A typical SOC design consists of one or more processors that communicates with multiple internal peripheral units. SOCs communicate with external peripheral devices through external bus ports. An example of a typical SOC design is shown in the following figure. The example (called PULPino ) is a simple SOC which contains a single RISC-V based core. This core uses AXI interconnects to communicate with internal high-speed controllers and through the APB to external peripherals. There are 4 external peripherals shown in the figure below:
In order to verify the above SOC, a number of test scenarios need to be constructed. For the purposes of this exercise, we will assume that individual components of the SOC are fully verified for functionality and working fine. Hence the focus of SOC verification is mainly communications across the components both internal and external. For example, one test scenario would involve reading something from the I2C peripheral port and storing it in internal “Data RAM”. This scenario is developed in “C” code using C-based API functions provided by the SOC developer. An example of a test that reads from I2C and stores the data into an allocated buffer (readByteBuffer) is shown below.
In order for the I2C peripheral to provide data for the above test we attach UVM VIPs to each of the peripheral ports. The UVM VIPs are capable of generating external traffic (into the SOC) and also responding to the traffic from the SOC core. An UVM Environment is constructed for the testbench as shown in next section.
The behavior contains two portions (a) Software part – which is the compiled “C” code running on the CPU and (b) hardware part – the UVM sequences running on the VIPs. Test coordination becomes critical especially because these two parts have no knowledge of the existence of the other part. The “C” code has no idea about a VIP sequence running in the same environment and the VIP sequences have no idea (or cannot control) the execution of the “C” code. Moreover, since the test case involves execution of SystemVerilog  code in the VIP, we have to use a commercial SystemVerilog simulator for simulating the SOC test. The master controller for the test is the System Verilog test that needs to figure out when to shut down the simulation.
The recommended way of ending an UVM simulation is using the Objection Mechanism. UVM provides an API called “raise_objection ()”. Any UVM component can call this API to inform the simulator that it is currently performing an important operation and the UVM scheduler should not jump out of the run_phase. After completing its important activities, the UVM component will call “drop_objection ()” which then allows the simulator to move on from the run_phase of UVM.

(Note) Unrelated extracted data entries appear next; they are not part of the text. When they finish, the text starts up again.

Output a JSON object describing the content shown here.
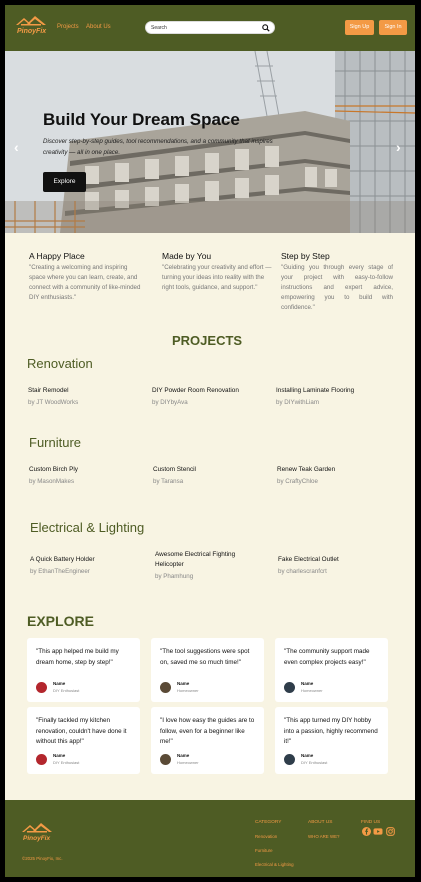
{
  "header": {
    "brand": "PinoyFix",
    "nav": [
      "Projects",
      "About Us"
    ],
    "search_placeholder": "Search",
    "signup": "Sign Up",
    "signin": "Sign In"
  },
  "hero": {
    "title": "Build Your Dream Space",
    "subtitle": "Discover step-by-step guides, tool recommendations, and a community that inspires creativity — all in one place.",
    "button": "Explore",
    "prev": "‹",
    "next": "›"
  },
  "features": [
    {
      "title": "A Happy Place",
      "text": "\"Creating a welcoming and inspiring space where you can learn, create, and connect with a community of like-minded DIY enthusiasts.\""
    },
    {
      "title": "Made by You",
      "text": "\"Celebrating your creativity and effort — turning your ideas into reality with the right tools, guidance, and support.\""
    },
    {
      "title": "Step by Step",
      "text": "\"Guiding you through every stage of your project with easy-to-follow instructions and expert advice, empowering you to build with confidence.\""
    }
  ],
  "projects_title": "PROJECTS",
  "categories": [
    {
      "title": "Renovation",
      "items": [
        {
          "name": "Stair Remodel",
          "by": "by JT WoodWorks"
        },
        {
          "name": "DIY Powder Room Renovation",
          "by": "by DIYbyAva"
        },
        {
          "name": "Installing Laminate Flooring",
          "by": "by DIYwithLiam"
        }
      ]
    },
    {
      "title": "Furniture",
      "items": [
        {
          "name": "Custom Birch Ply",
          "by": "by MasonMakes"
        },
        {
          "name": "Custom Stencil",
          "by": "by Taransa"
        },
        {
          "name": "Renew Teak Garden",
          "by": "by CraftyChloe"
        }
      ]
    },
    {
      "title": "Electrical & Lighting",
      "items": [
        {
          "name": "A Quick Battery Holder",
          "by": "by EthanTheEngineer"
        },
        {
          "name": "Awesome Electrical Fighting Helicopter",
          "by": "by Phamhung"
        },
        {
          "name": "Fake Electrical Outlet",
          "by": "by charlescranfcrt"
        }
      ]
    }
  ],
  "explore_title": "EXPLORE",
  "testimonials": [
    {
      "quote": "\"This app helped me build my dream home, step by step!\"",
      "name": "Name",
      "role": "DIY Enthusiast",
      "avatar_color": "#b3262d"
    },
    {
      "quote": "\"The tool suggestions were spot on, saved me so much time!\"",
      "name": "Name",
      "role": "Homeowner",
      "avatar_color": "#5a4a36"
    },
    {
      "quote": "\"The community support made even complex projects easy!\"",
      "name": "Name",
      "role": "Homeowner",
      "avatar_color": "#2f3d4a"
    },
    {
      "quote": "\"Finally tackled my kitchen renovation, couldn't have done it without this app!\"",
      "name": "Name",
      "role": "DIY Enthusiast",
      "avatar_color": "#b3262d"
    },
    {
      "quote": "\"I love how easy the guides are to follow, even for a beginner like me!\"",
      "name": "Name",
      "role": "Homeowner",
      "avatar_color": "#5a4a36"
    },
    {
      "quote": "\"This app turned my DIY hobby into a passion, highly recommend it!\"",
      "name": "Name",
      "role": "DIY Enthusiast",
      "avatar_color": "#2f3d4a"
    }
  ],
  "footer": {
    "brand": "PinoyFix",
    "copyright": "©2025 PinoyFix, Inc.",
    "category_head": "CATEGORY",
    "category_links": [
      "Renovation",
      "Furniture",
      "Electrical & Lighting"
    ],
    "about_head": "ABOUT US",
    "about_links": [
      "WHO ARE WE?"
    ],
    "find_head": "FIND US",
    "social": [
      "facebook-icon",
      "youtube-icon",
      "instagram-icon"
    ]
  },
  "colors": {
    "olive": "#4e5c24",
    "orange": "#f39a45",
    "cream": "#f8f4e3"
  }
}
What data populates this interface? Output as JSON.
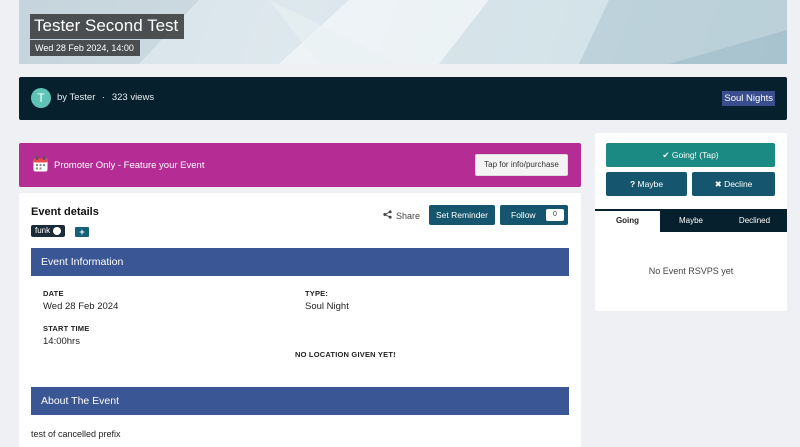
{
  "hero": {
    "title": "Tester Second Test",
    "date": "Wed 28 Feb 2024, 14:00"
  },
  "meta": {
    "avatar_letter": "T",
    "by": "by Tester",
    "separator": "·",
    "views": "323 views",
    "category": "Soul Nights"
  },
  "promo": {
    "icon": "calendar-icon",
    "text": "Promoter Only - Feature your Event",
    "button": "Tap for info/purchase"
  },
  "event_details": {
    "title": "Event details",
    "tags": [
      "funk"
    ],
    "add_tag": "+",
    "share": "Share",
    "set_reminder": "Set Reminder",
    "follow": "Follow",
    "follow_count": "0"
  },
  "info": {
    "heading": "Event Information",
    "date_label": "DATE",
    "date_value": "Wed 28 Feb 2024",
    "type_label": "TYPE:",
    "type_value": "Soul Night",
    "start_label": "START TIME",
    "start_value": "14:00hrs",
    "location": "NO LOCATION GIVEN YET!"
  },
  "about": {
    "heading": "About The Event",
    "text": "test of cancelled prefix"
  },
  "rsvp": {
    "going": "Going! (Tap)",
    "maybe": "Maybe",
    "decline": "Decline",
    "tabs": [
      "Going",
      "Maybe",
      "Declined"
    ],
    "active_tab": "Going",
    "empty": "No Event RSVPS yet"
  },
  "colors": {
    "promo": "#b42c94",
    "section": "#3a5694",
    "primary_button": "#15566e",
    "going_button": "#1b8a83",
    "bar": "#06202d"
  }
}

Although the UVM objection mechanism is powerful to end the test, the main questions remain (a) which UVM component will raise objections? (b) when will the objection be raised? (c) How will the component know when to drop the objection?
We review two methods that can be used for ending a test
In this method, a particular end-of-test message is incorporated into every “C” test after all the activities of the test are completed. This end-of-test message is targeted towards a particular peripheral port in the design. The VIP attached to this peripheral has the additional responsibility of raising the objection at the beginning of the test and dropping the objection when the end-of-test message is received. The only drawback with this method is coming up with a custom VIP that will perform the above function, in addition to responding to its normal role.
In this method we assume that every SOC has a GPIO port to connect custom peripherals to the SOC. This GPIO port can be used to trigger the end-of-test scenario. Here, a particular GPIO pin is toggled when the SOC test reaches the end. A custom VIP listening on the GPIO ports will have the additional responsibility of raising the objection at the beginning of the test, and dropping it when the appropriate end-of-test signal toggle is observed.
Both these methods were implemented successfully on the PULPino SOC. The GPIO VIP was a custom VIP that was enhanced with this functionality. The message passing method was implemented on the UART port of the SOC. The custom UART slave VIP took care of end of the test when the message was received.